Whether exploitation has been registered in the KEV (Known Exploited Vulnerabilities) database.

exploitation_details.epss_score

float

0.94504

EPSS score (Exploit Prediction Scoring System) associated with the exploitation.

exploitation_stats

object

{
"number_of_available_exploits": 60,
"number_of_threat_actors_exploiting_vulnerability": 1,
"number_of_botnets_exploiting_vulnerability": 0
}

Statistical data about exploitation, including number of exploits available, and number of threat actors and botnets exploiting the vulnerability.

exploitation_stats.number_of_available_exploits

integer

60

Total number of exploits available (public + commercial).

exploitation_stats.number_of_threat_actors_exploiting_vulnerability

integer

1

Total number of known threat actors exploiting the vulnerability.

exploitation_stats.number_of_botnets_exploiting_vulnerability

integer

0

Total number of botnets exploiting the vulnerability.

exploitation_activity

object

{
"activity_seen": true,
"benign_ip_count_1d": 765,
"benign_ip_count_10d": 765,
"benign_ip_count_30d": 765,
"threat_ip_count_1d": 0,
"threat_ip_count_10d": 1,
"threat_ip_count_30d": 14
}

Observed IPs scanning or exploiting the vulnerability today, in the last 10 days, and the last 30 days.

exploitation_activity.activity_seen

boolean

true

Whether GreyNoise has observed activity related to this CVE.

exploitation_activity.benign_ip_count_1d

integer

765

Total number of benign IPs GreyNoise observed scanning or exploiting this vulnerability today.

exploitation_activity.benign_ip_count_10d

integer

765

Total number of benign IPs GreyNoise observed scanning or exploiting this vulnerability in the last 10 days.

exploitation_activity.benign_ip_count_30d

integer

765

Total number of benign IPs GreyNoise observed scanning or exploiting this vulnerability in the last 30 days.

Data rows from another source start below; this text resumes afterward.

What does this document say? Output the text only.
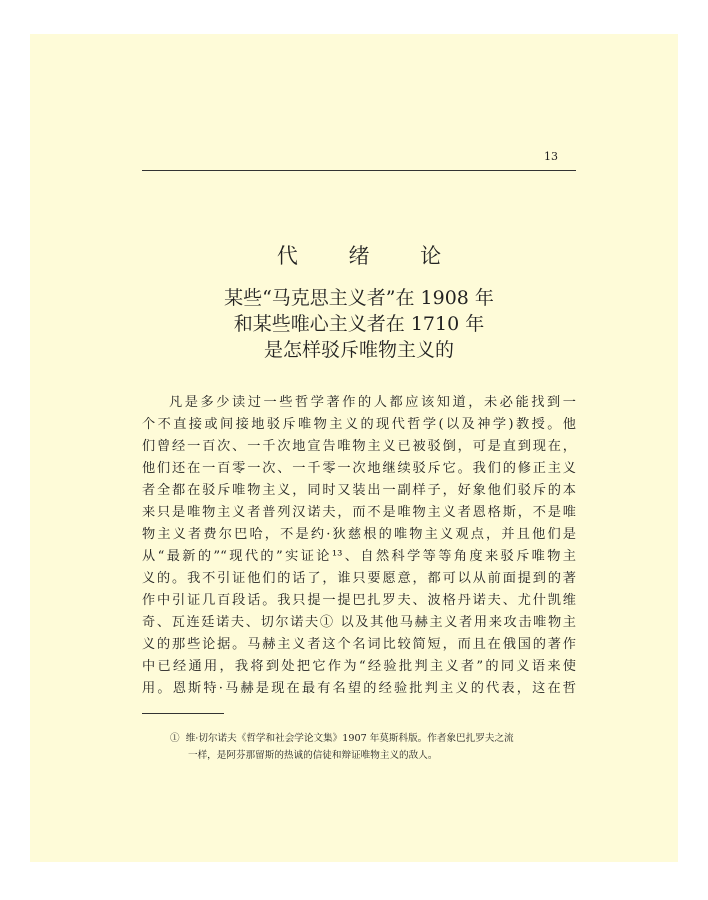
13
代 绪 论
某些“马克思主义者”在 1908 年
和某些唯心主义者在 1710 年
是怎样驳斥唯物主义的
凡是多少读过一些哲学著作的人都应该知道，未必能找到一
个不直接或间接地驳斥唯物主义的现代哲学(以及神学)教授。他
们曾经一百次、一千次地宣告唯物主义已被驳倒，可是直到现在，
他们还在一百零一次、一千零一次地继续驳斥它。我们的修正主义
者全都在驳斥唯物主义，同时又装出一副样子，好象他们驳斥的本
来只是唯物主义者普列汉诺夫，而不是唯物主义者恩格斯，不是唯
物主义者费尔巴哈，不是约·狄慈根的唯物主义观点，并且他们是
从“最新的”“现代的”实证论¹³、自然科学等等角度来驳斥唯物主
义的。我不引证他们的话了，谁只要愿意，都可以从前面提到的著
作中引证几百段话。我只提一提巴扎罗夫、波格丹诺夫、尤什凯维
奇、瓦连廷诺夫、切尔诺夫① 以及其他马赫主义者用来攻击唯物主
义的那些论据。马赫主义者这个名词比较简短，而且在俄国的著作
中已经通用，我将到处把它作为“经验批判主义者”的同义语来使
用。恩斯特·马赫是现在最有名望的经验批判主义的代表，这在哲
① 维·切尔诺夫《哲学和社会学论文集》1907 年莫斯科版。作者象巴扎罗夫之流
一样，是阿芬那留斯的热诚的信徒和辩证唯物主义的敌人。
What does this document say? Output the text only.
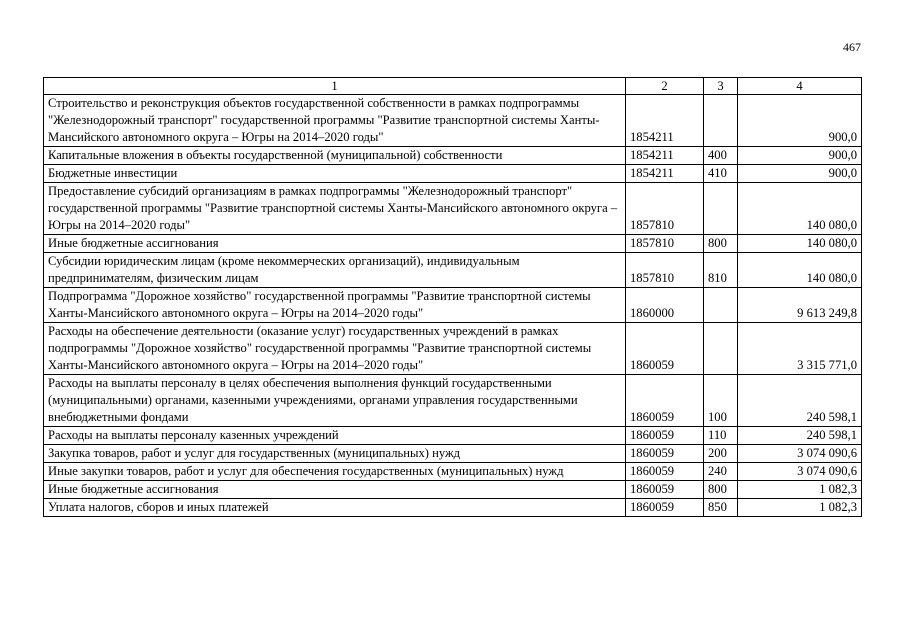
467
1	2	3	4
Строительство и реконструкция объектов государственной собственности в рамках подпрограммы "Железнодорожный транспорт" государственной программы "Развитие транспортной системы Ханты-Мансийского автономного округа – Югры на 2014–2020 годы"	1854211		900,0
Капитальные вложения в объекты государственной (муниципальной) собственности	1854211	400	900,0
Бюджетные инвестиции	1854211	410	900,0
Предоставление субсидий организациям в рамках подпрограммы "Железнодорожный транспорт" государственной программы "Развитие транспортной системы Ханты-Мансийского автономного округа – Югры на 2014–2020 годы"	1857810		140 080,0
Иные бюджетные ассигнования	1857810	800	140 080,0
Субсидии юридическим лицам (кроме некоммерческих организаций), индивидуальным предпринимателям, физическим лицам	1857810	810	140 080,0
Подпрограмма "Дорожное хозяйство" государственной программы "Развитие транспортной системы Ханты-Мансийского автономного округа – Югры на 2014–2020 годы"	1860000		9 613 249,8
Расходы на обеспечение деятельности (оказание услуг) государственных учреждений в рамках подпрограммы "Дорожное хозяйство" государственной программы "Развитие транспортной системы Ханты-Мансийского автономного округа – Югры на 2014–2020 годы"	1860059		3 315 771,0
Расходы на выплаты персоналу в целях обеспечения выполнения функций государственными (муниципальными) органами, казенными учреждениями, органами управления государственными внебюджетными фондами	1860059	100	240 598,1
Расходы на выплаты персоналу казенных учреждений	1860059	110	240 598,1
Закупка товаров, работ и услуг для государственных (муниципальных) нужд	1860059	200	3 074 090,6
Иные закупки товаров, работ и услуг для обеспечения государственных (муниципальных) нужд	1860059	240	3 074 090,6
Иные бюджетные ассигнования	1860059	800	1 082,3
Уплата налогов, сборов и иных платежей	1860059	850	1 082,3
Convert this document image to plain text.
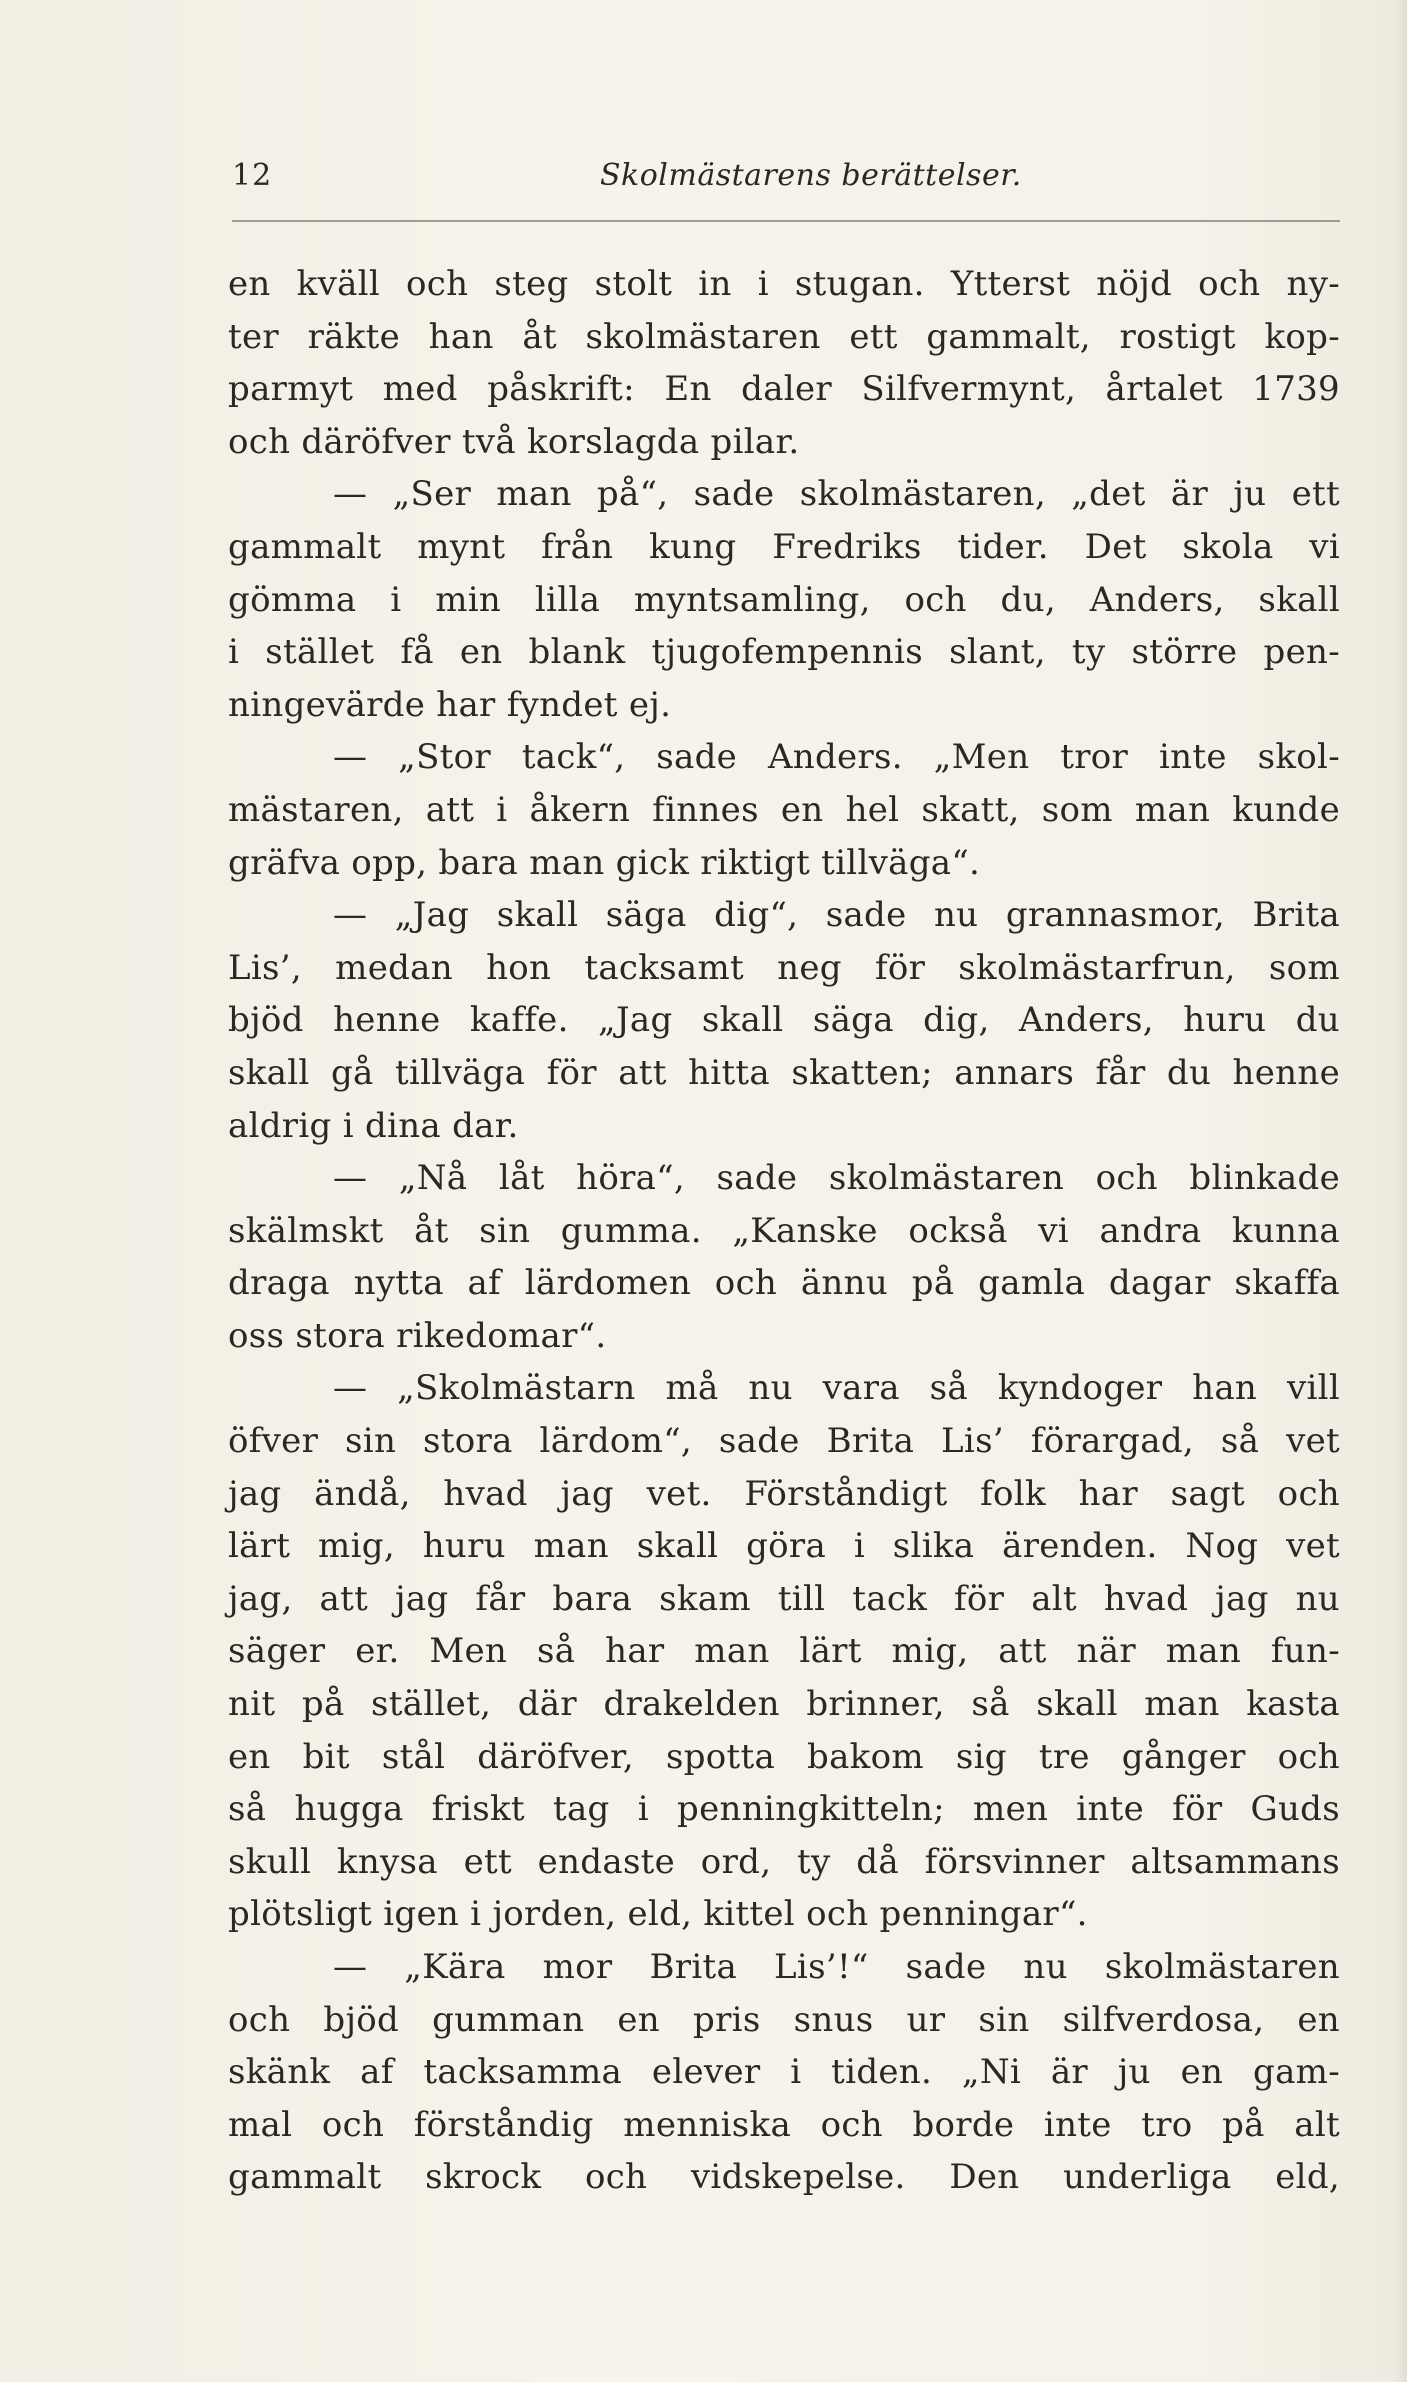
12	Skolmästarens berättelser.
en kväll och steg stolt in i stugan. Ytterst nöjd och ny-
ter räkte han åt skolmästaren ett gammalt, rostigt kop-
parmyt med påskrift: En daler Silfvermynt, årtalet 1739
och däröfver två korslagda pilar.
— „Ser man på“, sade skolmästaren, „det är ju ett
gammalt mynt från kung Fredriks tider. Det skola vi
gömma i min lilla myntsamling, och du, Anders, skall
i stället få en blank tjugofempennis slant, ty större pen-
ningevärde har fyndet ej.
— „Stor tack“, sade Anders. „Men tror inte skol-
mästaren, att i åkern finnes en hel skatt, som man kunde
gräfva opp, bara man gick riktigt tillväga“.
— „Jag skall säga dig“, sade nu grannasmor, Brita
Lis’, medan hon tacksamt neg för skolmästarfrun, som
bjöd henne kaffe. „Jag skall säga dig, Anders, huru du
skall gå tillväga för att hitta skatten; annars får du henne
aldrig i dina dar.
— „Nå låt höra“, sade skolmästaren och blinkade
skälmskt åt sin gumma. „Kanske också vi andra kunna
draga nytta af lärdomen och ännu på gamla dagar skaffa
oss stora rikedomar“.
— „Skolmästarn må nu vara så kyndoger han vill
öfver sin stora lärdom“, sade Brita Lis’ förargad, så vet
jag ändå, hvad jag vet. Förståndigt folk har sagt och
lärt mig, huru man skall göra i slika ärenden. Nog vet
jag, att jag får bara skam till tack för alt hvad jag nu
säger er. Men så har man lärt mig, att när man fun-
nit på stället, där drakelden brinner, så skall man kasta
en bit stål däröfver, spotta bakom sig tre gånger och
så hugga friskt tag i penningkitteln; men inte för Guds
skull knysa ett endaste ord, ty då försvinner altsammans
plötsligt igen i jorden, eld, kittel och penningar“.
— „Kära mor Brita Lis’!“ sade nu skolmästaren
och bjöd gumman en pris snus ur sin silfverdosa, en
skänk af tacksamma elever i tiden. „Ni är ju en gam-
mal och förståndig menniska och borde inte tro på alt
gammalt skrock och vidskepelse. Den underliga eld,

exploitation_activity.threat_ip_count_1d

integer

0

Total number of threat IPs GreyNoise observed scanning or exploiting this vulnerability today.

exploitation_activity.threat_ip_count_10d

integer

1

Total number of threat IPs GreyNoise observed scanning or exploiting this vulnerability in the last 10 days.

exploitation_activity.threat_ip_count_30d

integer

14

Total number of threat IPs GreyNoise observed scanning or exploiting this vulnerability in the last 30 days.